Time has told, all of those assumptions were wrong. I still haven’t been able to make it back, despite plans to go. Suddenly, I put a pause in my career and eventually went in a new direction. Suddenly, I was no longer a student. Suddenly, the dynamics of all the friendships and relationships I made, changed. Let’s be real. It has been two years since the start of the pandemic and we have all changed since it began.
Grieving is weird. I’m sure you’ve heard, it’s a five step process. It can occur out of thin air and last for ages. It’s not linear, meaning we can jump back and forth between the different stages. Most of the times I have heard or seen it, it has been associated with the death of a loved one. But that’s not the only time we grieve. When anything ends- a relationship, a career path, a life path, an idea or plan we are passionate about- we grieve. We may not experience every step, or experience it very deeply, but it’s still a grieving process.

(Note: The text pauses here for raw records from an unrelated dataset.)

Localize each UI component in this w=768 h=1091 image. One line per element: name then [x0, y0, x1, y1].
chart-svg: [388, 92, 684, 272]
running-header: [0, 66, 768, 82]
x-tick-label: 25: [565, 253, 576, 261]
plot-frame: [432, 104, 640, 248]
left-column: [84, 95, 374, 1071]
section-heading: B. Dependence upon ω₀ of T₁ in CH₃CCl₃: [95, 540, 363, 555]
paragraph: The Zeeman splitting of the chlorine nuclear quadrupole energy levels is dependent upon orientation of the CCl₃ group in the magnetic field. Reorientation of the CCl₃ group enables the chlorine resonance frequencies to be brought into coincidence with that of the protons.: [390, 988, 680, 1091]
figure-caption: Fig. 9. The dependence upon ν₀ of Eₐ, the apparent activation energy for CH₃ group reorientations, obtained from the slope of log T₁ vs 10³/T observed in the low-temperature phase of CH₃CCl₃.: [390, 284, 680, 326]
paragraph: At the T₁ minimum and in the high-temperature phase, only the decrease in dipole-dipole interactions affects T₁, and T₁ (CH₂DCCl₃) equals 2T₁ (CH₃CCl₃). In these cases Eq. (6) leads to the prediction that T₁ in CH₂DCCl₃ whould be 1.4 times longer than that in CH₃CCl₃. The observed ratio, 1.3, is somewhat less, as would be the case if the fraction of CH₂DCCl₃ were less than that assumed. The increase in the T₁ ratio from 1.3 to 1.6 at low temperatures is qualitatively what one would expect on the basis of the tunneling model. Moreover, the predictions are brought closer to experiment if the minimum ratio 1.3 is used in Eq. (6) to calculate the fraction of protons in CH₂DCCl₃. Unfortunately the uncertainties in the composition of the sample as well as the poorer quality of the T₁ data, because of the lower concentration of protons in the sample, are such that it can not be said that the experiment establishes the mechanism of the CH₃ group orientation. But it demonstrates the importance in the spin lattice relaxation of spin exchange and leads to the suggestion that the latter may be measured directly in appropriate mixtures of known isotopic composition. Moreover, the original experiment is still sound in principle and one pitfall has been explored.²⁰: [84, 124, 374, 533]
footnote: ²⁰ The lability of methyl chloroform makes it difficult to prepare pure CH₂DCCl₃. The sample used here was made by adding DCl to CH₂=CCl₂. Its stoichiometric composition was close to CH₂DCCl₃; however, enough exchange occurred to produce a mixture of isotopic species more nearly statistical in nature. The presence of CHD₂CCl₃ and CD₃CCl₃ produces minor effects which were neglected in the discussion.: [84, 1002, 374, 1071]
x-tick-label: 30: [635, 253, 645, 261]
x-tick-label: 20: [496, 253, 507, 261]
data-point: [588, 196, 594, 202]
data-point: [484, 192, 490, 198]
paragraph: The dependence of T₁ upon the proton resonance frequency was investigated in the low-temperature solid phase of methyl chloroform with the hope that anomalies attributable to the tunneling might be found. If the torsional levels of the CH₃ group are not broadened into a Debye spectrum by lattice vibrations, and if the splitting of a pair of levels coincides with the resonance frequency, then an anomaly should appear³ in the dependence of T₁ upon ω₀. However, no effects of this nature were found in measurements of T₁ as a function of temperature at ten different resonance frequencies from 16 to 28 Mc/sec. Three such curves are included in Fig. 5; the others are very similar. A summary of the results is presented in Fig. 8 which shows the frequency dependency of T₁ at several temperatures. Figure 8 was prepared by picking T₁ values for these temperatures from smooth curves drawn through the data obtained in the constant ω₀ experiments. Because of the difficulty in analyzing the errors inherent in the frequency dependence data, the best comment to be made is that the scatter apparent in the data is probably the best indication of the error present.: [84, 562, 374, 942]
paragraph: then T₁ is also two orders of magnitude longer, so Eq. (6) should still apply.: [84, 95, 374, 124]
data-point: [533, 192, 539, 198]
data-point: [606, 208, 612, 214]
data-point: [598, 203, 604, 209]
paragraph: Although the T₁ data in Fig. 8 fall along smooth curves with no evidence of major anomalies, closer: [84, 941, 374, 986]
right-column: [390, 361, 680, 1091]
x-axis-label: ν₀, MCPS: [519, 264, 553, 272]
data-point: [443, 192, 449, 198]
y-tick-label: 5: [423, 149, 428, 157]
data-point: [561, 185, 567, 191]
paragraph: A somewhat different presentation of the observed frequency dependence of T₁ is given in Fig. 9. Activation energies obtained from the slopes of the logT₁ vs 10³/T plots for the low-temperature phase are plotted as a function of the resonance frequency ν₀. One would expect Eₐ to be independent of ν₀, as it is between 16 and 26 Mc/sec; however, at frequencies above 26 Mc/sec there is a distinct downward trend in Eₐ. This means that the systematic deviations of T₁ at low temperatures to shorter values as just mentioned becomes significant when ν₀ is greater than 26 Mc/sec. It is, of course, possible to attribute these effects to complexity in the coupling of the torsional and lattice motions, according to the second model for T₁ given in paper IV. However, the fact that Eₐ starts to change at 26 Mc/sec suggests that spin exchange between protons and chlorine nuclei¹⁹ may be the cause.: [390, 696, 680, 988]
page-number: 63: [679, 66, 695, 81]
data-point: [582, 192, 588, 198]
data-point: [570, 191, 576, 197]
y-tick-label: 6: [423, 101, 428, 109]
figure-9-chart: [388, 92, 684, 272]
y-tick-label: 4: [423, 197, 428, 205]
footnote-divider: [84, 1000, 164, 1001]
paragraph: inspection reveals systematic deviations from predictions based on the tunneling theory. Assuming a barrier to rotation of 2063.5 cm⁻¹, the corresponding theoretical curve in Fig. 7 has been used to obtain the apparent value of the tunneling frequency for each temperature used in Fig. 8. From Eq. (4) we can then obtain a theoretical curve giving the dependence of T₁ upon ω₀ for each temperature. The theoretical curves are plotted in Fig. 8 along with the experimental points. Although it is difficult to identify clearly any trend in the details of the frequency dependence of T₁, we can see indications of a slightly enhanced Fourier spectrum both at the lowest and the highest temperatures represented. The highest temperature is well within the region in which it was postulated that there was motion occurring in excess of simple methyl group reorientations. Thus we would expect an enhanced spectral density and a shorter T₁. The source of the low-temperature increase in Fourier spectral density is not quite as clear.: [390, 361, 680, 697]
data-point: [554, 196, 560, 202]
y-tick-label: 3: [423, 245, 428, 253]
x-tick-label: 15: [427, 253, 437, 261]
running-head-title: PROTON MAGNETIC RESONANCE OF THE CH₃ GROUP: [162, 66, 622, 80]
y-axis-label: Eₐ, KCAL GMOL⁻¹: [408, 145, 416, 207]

I am starting to understand that my grief has been presenting as anxiety. I’ve looked back at my college years, and worried I wasn’t present or fun enough, worried I wasn’t vulnerable or expressive enough. I worried I didn’t show my appreciation or cherish the moment enough. I’ve cringed at stupid and embarrassing situations I’ve put myself in or reacted to. I’ve missed the community that comes with college life. The freedom of not having a kid. The times I spent with friends and coworkers, even the ones where our relationships have ended. I’ve missed the moments I wish I could relive again and again so I never forget the feeling.
And being nostalgic about those memories makes me nostalgic and existential in general because life changes and moves so fast and you don’t even realize it until you’re in the future. Like my daughter has met people I have known for ten or more years. It’s a trippy experience to realize how much time goes by. My baby is almost two years old! It’s already been two years since I graduated college, since I left Vegas, since I was pregnant, and it has just recently began to feel like Vegas is my past. And that’s what makes grieving and nostalgia so weird, because in that grief state (especially in my case which was mixed with a little postpartum, post grad, pandemic depression), time flies by but it doesn’t seem like we are moving with it.
A loss isn’t always a loss- it can be a good thing. And that makes grieving weird. Because grieving brings about feelings of nostalgia. It makes you reminisce about the past, even if you’re happy with your present and excited about your future. I grieve the simplicity of life in college and before. I reflect on who I was. Still, I think everything happened for me the way it should’ve. I think I needed to leave Vegas, and I wouldn’t have done it without a push.
Eventually, we stop grieving. Eventually, we catch up. Recently I turned a new leaf. And it was once I accepted where I am now, that I realized I hadn’t accepted it until then. Vegas was my past and now that I am no longer grieving, I can live in the present. I’m not who I was before the baby, the pandemic, and graduating college and other people aren’t the same either. Changing, growing, getting older, grieving, and reminiscing is all a part of life.